L’appelante conteste la somme réclamée par la CNETP. Toutefois, il convient de relever qu’elle s’est abstenue, malgré les termes du jugement, de produire les déclarations de salaires afférents à l’intimée, et que les documents qu’elle remet aux débats ne sont nullement probants pour permettre de faire droit à son argumentation quant au quantum de la somme qu’elle estime devoir.

En conséquence, il convient de confirmer le jugement attaqué sur le principe de l’affiliation de la société Z A à la CNETP, la détermination de l’assiette de cotisation, et sur le fait que le tribunal s’est réservé le pouvoir de liquider l’astreinte prononcée.

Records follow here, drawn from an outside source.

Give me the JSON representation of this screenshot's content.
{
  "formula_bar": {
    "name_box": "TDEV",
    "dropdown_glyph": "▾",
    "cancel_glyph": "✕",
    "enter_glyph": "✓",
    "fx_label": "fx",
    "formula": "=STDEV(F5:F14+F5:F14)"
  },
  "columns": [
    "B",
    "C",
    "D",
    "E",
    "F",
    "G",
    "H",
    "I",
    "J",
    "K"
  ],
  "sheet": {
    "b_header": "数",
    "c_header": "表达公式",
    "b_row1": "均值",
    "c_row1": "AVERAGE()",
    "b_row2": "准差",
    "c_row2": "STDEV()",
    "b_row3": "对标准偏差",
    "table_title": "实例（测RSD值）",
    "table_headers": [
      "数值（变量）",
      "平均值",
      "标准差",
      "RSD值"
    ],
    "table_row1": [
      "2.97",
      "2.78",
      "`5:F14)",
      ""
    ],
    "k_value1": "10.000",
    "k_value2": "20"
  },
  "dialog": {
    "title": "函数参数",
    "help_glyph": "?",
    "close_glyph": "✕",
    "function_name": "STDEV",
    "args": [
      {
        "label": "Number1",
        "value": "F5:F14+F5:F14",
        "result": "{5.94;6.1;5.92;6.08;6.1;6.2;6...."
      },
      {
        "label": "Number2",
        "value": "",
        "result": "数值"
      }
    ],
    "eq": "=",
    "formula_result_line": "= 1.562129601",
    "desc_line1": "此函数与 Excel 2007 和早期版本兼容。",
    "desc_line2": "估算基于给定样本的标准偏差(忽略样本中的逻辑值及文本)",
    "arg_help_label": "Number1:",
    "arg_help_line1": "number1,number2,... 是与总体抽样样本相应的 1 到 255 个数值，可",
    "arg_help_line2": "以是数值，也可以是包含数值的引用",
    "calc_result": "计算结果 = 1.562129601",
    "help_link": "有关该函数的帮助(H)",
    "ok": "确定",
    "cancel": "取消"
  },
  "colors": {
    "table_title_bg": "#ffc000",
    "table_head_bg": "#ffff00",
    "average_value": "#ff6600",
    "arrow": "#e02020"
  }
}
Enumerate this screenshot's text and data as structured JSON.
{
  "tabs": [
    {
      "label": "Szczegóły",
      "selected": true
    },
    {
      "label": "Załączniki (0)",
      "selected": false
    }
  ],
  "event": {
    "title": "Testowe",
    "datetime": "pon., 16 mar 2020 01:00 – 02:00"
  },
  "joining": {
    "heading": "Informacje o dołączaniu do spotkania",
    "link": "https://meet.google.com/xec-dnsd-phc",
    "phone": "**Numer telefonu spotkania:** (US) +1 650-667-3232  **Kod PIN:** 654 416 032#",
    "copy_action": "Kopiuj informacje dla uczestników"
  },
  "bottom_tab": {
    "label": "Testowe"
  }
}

Il convient d’infirmer la décision déférée pour le surplus et de condamner la société Z A :

à verser à la CNETP la somme de 155.875,64 euros au titre des Cotisations estimées et exigibles pour la période couverte par les mois de Juillet 2013 à Juin 2015 outre les intérêts,

à produire sous astreinte provisoire de 50 € par jour de retard, à dater d’un mois de la signification de l’arrêt intervenir, les déclarations de salaires afférents aux mois de Juillet 2013 à Juin 2015 exigibles en précisant que l’astreinte durera pendant 6 mois, date à laquelle il sera à nouveau fait droit,

au paiement de la somme de 6.700,00 Euros par mois au titre des cotisations évaluées à dater du 1erjuillet 2015 et ce, jusqu’au dernier jour du mois entier précédent celui du prononcé de l’arrêt à intervenir, sauf compte à parfaire, à produire sous la même astreinte provisoire de 50 € par jour de retard, à dater d’un mois de la signification de l’arrêt intervenir les déclarations de salaires afférentes à la période concernée et ce, avec intérêts au taux légal à dater de la décision sur les montants définitivement liquidés, en précisant que l’astreinte durera pendant 6 mois, date à laquelle il sera à nouveau fait droit.

PAR CES MOTIFS

La cour,

Confirme le jugement attaqué sur le principe de l’affiliation de la société Z A à la CNETP, la détermination de l’assiette de cotisation, et sur le fait que le tribunal s’est réservé le pouvoir de liquider l’astreinte prononcée,

L’infirmant pour le surplus et statuant à nouveau,

Condamne la société Z A :

— à verser à la CNETP la somme de 155.875,64 euros au titre des Cotisations estimées et exigibles pour la période couverte par les mois de Juillet 2013 à Juin 2015 outre les intérêts,

— à produire sous astreinte provisoire de 50 € par jour de retard, à dater d’un mois de la signification de l’arrêt intervenir, les déclarations de salaires afférents aux mois de Juillet 2013 à Juin 2015 exigibles en précisant que l’astreinte durera pendant 6 mois, date à laquelle il sera à nouveau fait droit,

— au paiement de la somme de 6.700,00 Euros par mois au titre des cotisations évaluées à dater du 1er juillet 2015 et ce, jusqu’au dernier jour du mois entier précédent celui du prononcé de l’arrêt à intervenir, sauf compte à parfaire,

— à produire sous la même astreinte provisoire de 50 € par jour de retard, à dater d’un mois de la signification de l’arrêt intervenir les déclarations de salaires afférentes à la période concernée et ce, avec intérêts au taux légal à dater de la décision sur les montants définitivement liquidés, en précisant que l’astreinte durera pendant 6 mois, date à laquelle il sera à nouveau fait droit.

Déboute les parties de leurs demandes autres ou plus amples,

Condamne la société Z A aux dépens recouvrés conformément à l’article 699 du code de procédure civile.